KitaMonitor – MEDAN | Penerbitan kembali Persetujuan Lingkungan untuk PT Dairi Prima Mineral (DPM) menuai sorotan tajam. Badan Koordinasi Himpunan Mahasiswa Islam Sumatera Utara (Badko HMI Sumut) mendesak Kementerian Lingkungan Hidup/Badan Pengendalian Lingkungan Hidup (KLH/BPLH) mencabut atau mengevaluasi kembali SKKLH Nomor 1437 Tahun 2026 yang menjadi dasar persetujuan lingkungan perusahaan tersebut.
Badko HMI Sumut mempertanyakan alasan pemerintah kembali menerbitkan persetujuan lingkungan PT DPM, mengingat sebelumnya persetujuan lingkungan perusahaan tersebut pernah menjadi objek sengketa hingga tingkat Mahkamah Agung dan kemudian dicabut pemerintah.
Ketua Umum Badko HMI Sumut, Muhammad Yusril Mahendra Butar-Butar, meminta KLH/BPLH menjelaskan secara terbuka perubahan substansial apa yang menjadi dasar penerbitan kembali persetujuan lingkungan PT DPM.
“KLH jangan main-main dengan keselamatan masyarakat.
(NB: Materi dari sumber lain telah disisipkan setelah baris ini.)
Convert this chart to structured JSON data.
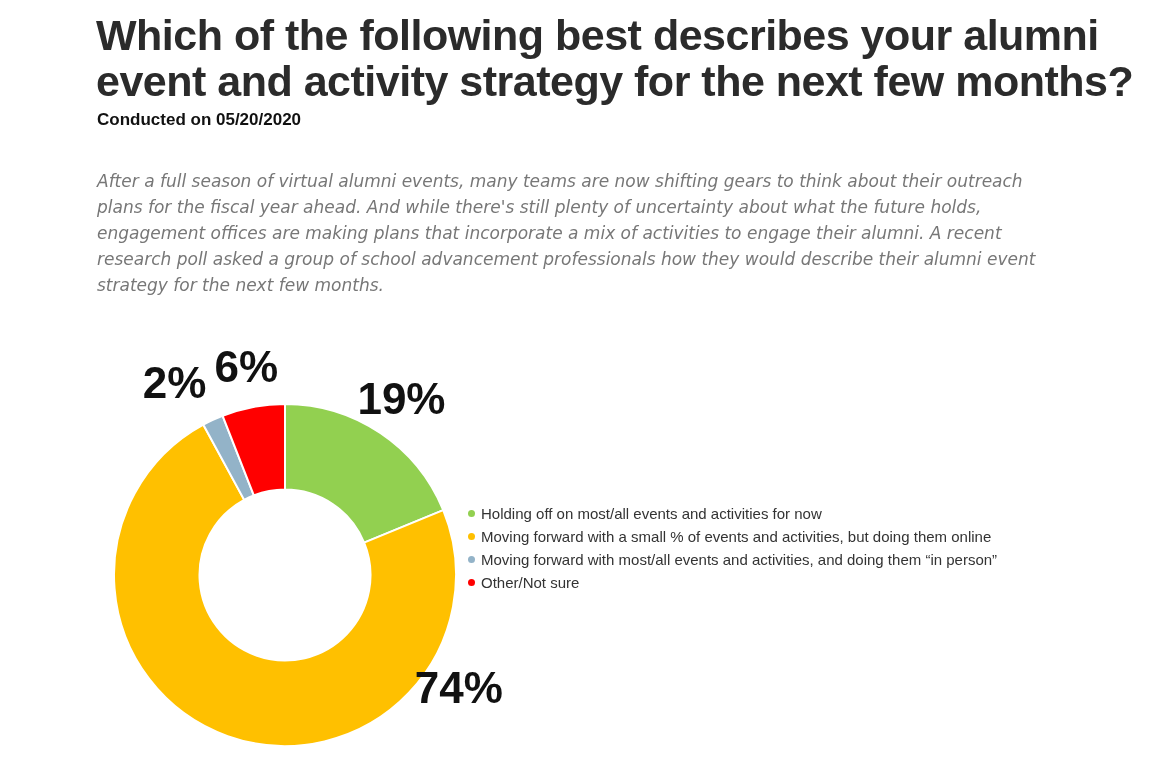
{
  "chart_data": {
    "type": "donut",
    "title": "Which of the following best describes your alumni event and activity strategy for the next few months?",
    "subtitle": "Conducted on 05/20/2020",
    "annotations": [
      "After a full season of virtual alumni events, many teams are now shifting gears to think about their outreach plans for the fiscal year ahead. And while there's still plenty of uncertainty about what the future holds, engagement offices are making plans that incorporate a mix of activities to engage their alumni. A recent research poll asked a group of school advancement professionals how they would describe their alumni event strategy for the next few months."
    ],
    "categories": [
      "Holding off on most/all events and activities for now",
      "Moving forward with a small % of events and activities, but doing them online",
      "Moving forward with most/all events and activities, and doing them “in person”",
      "Other/Not sure"
    ],
    "values": [
      19,
      74,
      2,
      6
    ],
    "colors": [
      "#92d050",
      "#ffc000",
      "#93b3c8",
      "#ff0000"
    ],
    "value_labels": [
      "19%",
      "74%",
      "2%",
      "6%"
    ],
    "legend": "right"
  }
}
Pemerintah harus menjelaskan secara terbuka apa yang berubah secara substansial sehingga izin lingkungan PT DPM kembali diterbitkan. Jangan sampai hanya mengandalkan dokumen AMDAL tanpa memastikan risiko bencana dan dampak ekologis benar-benar dapat dikendalikan,” tegas Yusril. Jum’at (11/9/2026).
Menurut Badko HMI Sumut, persoalan partisipasi masyarakat dan kerawanan bencana bukan isu baru dalam perkara PT DPM. Hal tersebut, kata mereka, pernah menjadi bagian penting dalam Putusan Mahkamah Agung Nomor 277 K/TUN/LH/2024.
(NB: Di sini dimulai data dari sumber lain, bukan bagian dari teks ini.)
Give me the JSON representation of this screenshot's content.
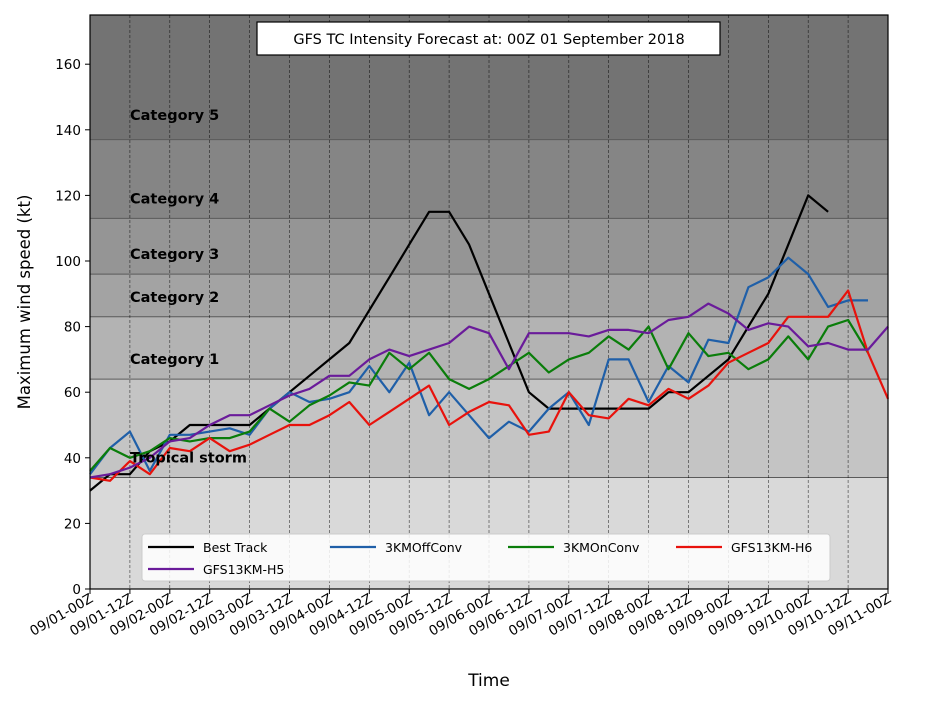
{
  "chart_data": {
    "type": "line",
    "title": "GFS TC Intensity Forecast at: 00Z 01 September 2018",
    "xlabel": "Time",
    "ylabel": "Maximum wind speed (kt)",
    "ylim": [
      0,
      175
    ],
    "yticks": [
      0,
      20,
      40,
      60,
      80,
      100,
      120,
      140,
      160
    ],
    "x_tick_labels": [
      "09/01-00Z",
      "09/01-12Z",
      "09/02-00Z",
      "09/02-12Z",
      "09/03-00Z",
      "09/03-12Z",
      "09/04-00Z",
      "09/04-12Z",
      "09/05-00Z",
      "09/05-12Z",
      "09/06-00Z",
      "09/06-12Z",
      "09/07-00Z",
      "09/07-12Z",
      "09/08-00Z",
      "09/08-12Z",
      "09/09-00Z",
      "09/09-12Z",
      "09/10-00Z",
      "09/10-12Z",
      "09/11-00Z"
    ],
    "x_step_hours": 6,
    "grid": "vertical dashed lines at each tick",
    "legend_position": "bottom-center",
    "categories_bands": [
      {
        "label": "Tropical storm",
        "min": 34,
        "max": 64,
        "color": "#c4c4c4"
      },
      {
        "label": "Category 1",
        "min": 64,
        "max": 83,
        "color": "#b3b3b3"
      },
      {
        "label": "Category 2",
        "min": 83,
        "max": 96,
        "color": "#a3a3a3"
      },
      {
        "label": "Category 3",
        "min": 96,
        "max": 113,
        "color": "#959595"
      },
      {
        "label": "Category 4",
        "min": 113,
        "max": 137,
        "color": "#858585"
      },
      {
        "label": "Category 5",
        "min": 137,
        "max": 175,
        "color": "#737373"
      }
    ],
    "below_band_color": "#d9d9d9",
    "series": [
      {
        "name": "Best Track",
        "color": "#000000",
        "values": [
          30,
          35,
          35,
          42,
          45,
          50,
          50,
          50,
          50,
          55,
          60,
          65,
          70,
          75,
          85,
          95,
          105,
          115,
          115,
          105,
          90,
          75,
          60,
          55,
          55,
          55,
          55,
          55,
          55,
          60,
          60,
          65,
          70,
          80,
          90,
          105,
          120,
          115
        ]
      },
      {
        "name": "3KMOffConv",
        "color": "#1f5fa8",
        "values": [
          35,
          43,
          48,
          36,
          47,
          47,
          48,
          49,
          47,
          55,
          60,
          57,
          58,
          60,
          68,
          60,
          69,
          53,
          60,
          53,
          46,
          51,
          48,
          55,
          60,
          50,
          70,
          70,
          57,
          68,
          63,
          76,
          75,
          92,
          95,
          101,
          96,
          86,
          88,
          88
        ]
      },
      {
        "name": "3KMOnConv",
        "color": "#0a7d0a",
        "values": [
          36,
          43,
          40,
          42,
          46,
          45,
          46,
          46,
          48,
          55,
          51,
          56,
          59,
          63,
          62,
          72,
          67,
          72,
          64,
          61,
          64,
          68,
          72,
          66,
          70,
          72,
          77,
          73,
          80,
          67,
          78,
          71,
          72,
          67,
          70,
          77,
          70,
          80,
          82,
          72
        ]
      },
      {
        "name": "GFS13KM-H6",
        "color": "#e8120c",
        "values": [
          34,
          33,
          39,
          35,
          43,
          42,
          46,
          42,
          44,
          47,
          50,
          50,
          53,
          57,
          50,
          54,
          58,
          62,
          50,
          54,
          57,
          56,
          47,
          48,
          60,
          53,
          52,
          58,
          56,
          61,
          58,
          62,
          69,
          72,
          75,
          83,
          83,
          83,
          91,
          72,
          58
        ]
      },
      {
        "name": "GFS13KM-H5",
        "color": "#6a1b9a",
        "values": [
          34,
          35,
          37,
          40,
          45,
          46,
          50,
          53,
          53,
          56,
          59,
          61,
          65,
          65,
          70,
          73,
          71,
          73,
          75,
          80,
          78,
          67,
          78,
          78,
          78,
          77,
          79,
          79,
          78,
          82,
          83,
          87,
          84,
          79,
          81,
          80,
          74,
          75,
          73,
          73,
          80
        ]
      }
    ]
  }
}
Karena itu, Badko HMI Sumut menilai pemerintah harus benar-benar menerapkan prinsip kehati-hatian dalam menerbitkan kembali persetujuan lingkungan. Persoalan yang sebelumnya menjadi perhatian dalam proses hukum, menurut mereka, tidak boleh begitu saja diabaikan.
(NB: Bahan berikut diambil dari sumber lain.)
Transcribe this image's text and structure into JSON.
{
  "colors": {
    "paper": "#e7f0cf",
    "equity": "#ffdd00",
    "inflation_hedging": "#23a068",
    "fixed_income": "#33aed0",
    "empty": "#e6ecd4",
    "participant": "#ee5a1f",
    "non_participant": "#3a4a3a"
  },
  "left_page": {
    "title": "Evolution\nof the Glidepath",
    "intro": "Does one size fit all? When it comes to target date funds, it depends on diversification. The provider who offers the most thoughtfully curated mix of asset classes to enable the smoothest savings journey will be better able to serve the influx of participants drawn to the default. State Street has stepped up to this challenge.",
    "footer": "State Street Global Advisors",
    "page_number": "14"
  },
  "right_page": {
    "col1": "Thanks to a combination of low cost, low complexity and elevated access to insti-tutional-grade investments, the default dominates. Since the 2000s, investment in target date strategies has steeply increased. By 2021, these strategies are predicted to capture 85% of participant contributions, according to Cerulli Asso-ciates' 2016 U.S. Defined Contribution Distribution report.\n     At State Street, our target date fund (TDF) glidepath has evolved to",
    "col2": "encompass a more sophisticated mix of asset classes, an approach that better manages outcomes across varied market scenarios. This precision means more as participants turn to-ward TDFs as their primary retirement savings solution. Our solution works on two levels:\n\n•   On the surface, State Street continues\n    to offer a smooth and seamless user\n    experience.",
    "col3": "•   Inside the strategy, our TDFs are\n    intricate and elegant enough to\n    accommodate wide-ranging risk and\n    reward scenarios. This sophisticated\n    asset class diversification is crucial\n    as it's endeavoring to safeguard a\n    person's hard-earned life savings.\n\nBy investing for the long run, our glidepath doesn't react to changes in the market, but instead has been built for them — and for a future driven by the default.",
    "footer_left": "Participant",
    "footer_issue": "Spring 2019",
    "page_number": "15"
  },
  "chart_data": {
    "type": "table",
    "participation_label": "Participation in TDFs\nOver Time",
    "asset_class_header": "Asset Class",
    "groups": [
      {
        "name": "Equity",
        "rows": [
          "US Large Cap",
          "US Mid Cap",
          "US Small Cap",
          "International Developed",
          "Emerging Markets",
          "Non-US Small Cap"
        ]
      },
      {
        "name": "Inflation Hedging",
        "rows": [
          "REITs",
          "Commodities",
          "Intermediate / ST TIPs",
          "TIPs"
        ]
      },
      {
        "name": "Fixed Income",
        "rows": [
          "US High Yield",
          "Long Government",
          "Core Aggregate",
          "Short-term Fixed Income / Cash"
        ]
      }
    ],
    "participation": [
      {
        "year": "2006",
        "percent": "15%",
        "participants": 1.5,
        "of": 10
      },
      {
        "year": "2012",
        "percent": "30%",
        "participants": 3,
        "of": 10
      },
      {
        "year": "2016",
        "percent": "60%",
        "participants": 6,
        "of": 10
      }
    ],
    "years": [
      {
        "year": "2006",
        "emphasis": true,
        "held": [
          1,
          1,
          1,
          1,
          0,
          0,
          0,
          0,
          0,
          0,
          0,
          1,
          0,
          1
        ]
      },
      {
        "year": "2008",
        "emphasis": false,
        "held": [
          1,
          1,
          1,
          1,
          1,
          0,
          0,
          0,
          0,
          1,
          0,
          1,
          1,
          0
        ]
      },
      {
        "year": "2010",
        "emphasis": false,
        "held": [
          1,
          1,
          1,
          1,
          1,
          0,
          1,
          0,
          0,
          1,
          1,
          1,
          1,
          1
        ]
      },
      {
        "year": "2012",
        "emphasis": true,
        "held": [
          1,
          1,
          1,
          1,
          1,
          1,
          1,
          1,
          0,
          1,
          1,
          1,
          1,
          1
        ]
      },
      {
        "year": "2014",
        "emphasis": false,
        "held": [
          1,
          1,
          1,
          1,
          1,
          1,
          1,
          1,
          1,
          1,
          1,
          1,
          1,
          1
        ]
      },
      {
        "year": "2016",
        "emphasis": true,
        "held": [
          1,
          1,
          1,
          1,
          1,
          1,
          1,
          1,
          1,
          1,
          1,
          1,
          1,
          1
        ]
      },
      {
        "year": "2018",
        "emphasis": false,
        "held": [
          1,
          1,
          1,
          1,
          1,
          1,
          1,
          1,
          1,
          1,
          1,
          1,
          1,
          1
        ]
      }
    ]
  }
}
Sorotan juga diarahkan terhadap potensi dampak aktivitas pertambangan terhadap habitat dan keanekaragaman hayati. Badko HMI Sumut menilai perubahan tutupan lahan, fragmentasi habitat, terganggunya sumber pakan hingga jalur pergerakan satwa harus dikaji secara serius sebelum kegiatan pertambangan berjalan.
“Kalau ada satwa dilindungi dan habitatnya terdampak, pemerintah harus bisa menunjukkan kajian ilmiah yang jelas. Jangan sampai setelah habitat rusak dan populasi satwa menurun, pemerintah baru melakukan evaluasi,” ujar Badko HMI Sumut.
Tak hanya persoalan ekologis, Badko HMI Sumut juga menyoroti kekhawatiran masyarakat terkait kondisi wilayah pertambangan yang dinilai memiliki risiko kegempaan. Mereka menyebut lokasi tersebut berada di kawasan yang berdekatan dengan tiga struktur sesar, yakni Sesar Renun, Toru dan Angkola.
Kekhawatiran lainnya berkaitan dengan keamanan fasilitas penyimpanan tailing, potensi pencemaran sumber air serta dampak terhadap lahan pertanian masyarakat.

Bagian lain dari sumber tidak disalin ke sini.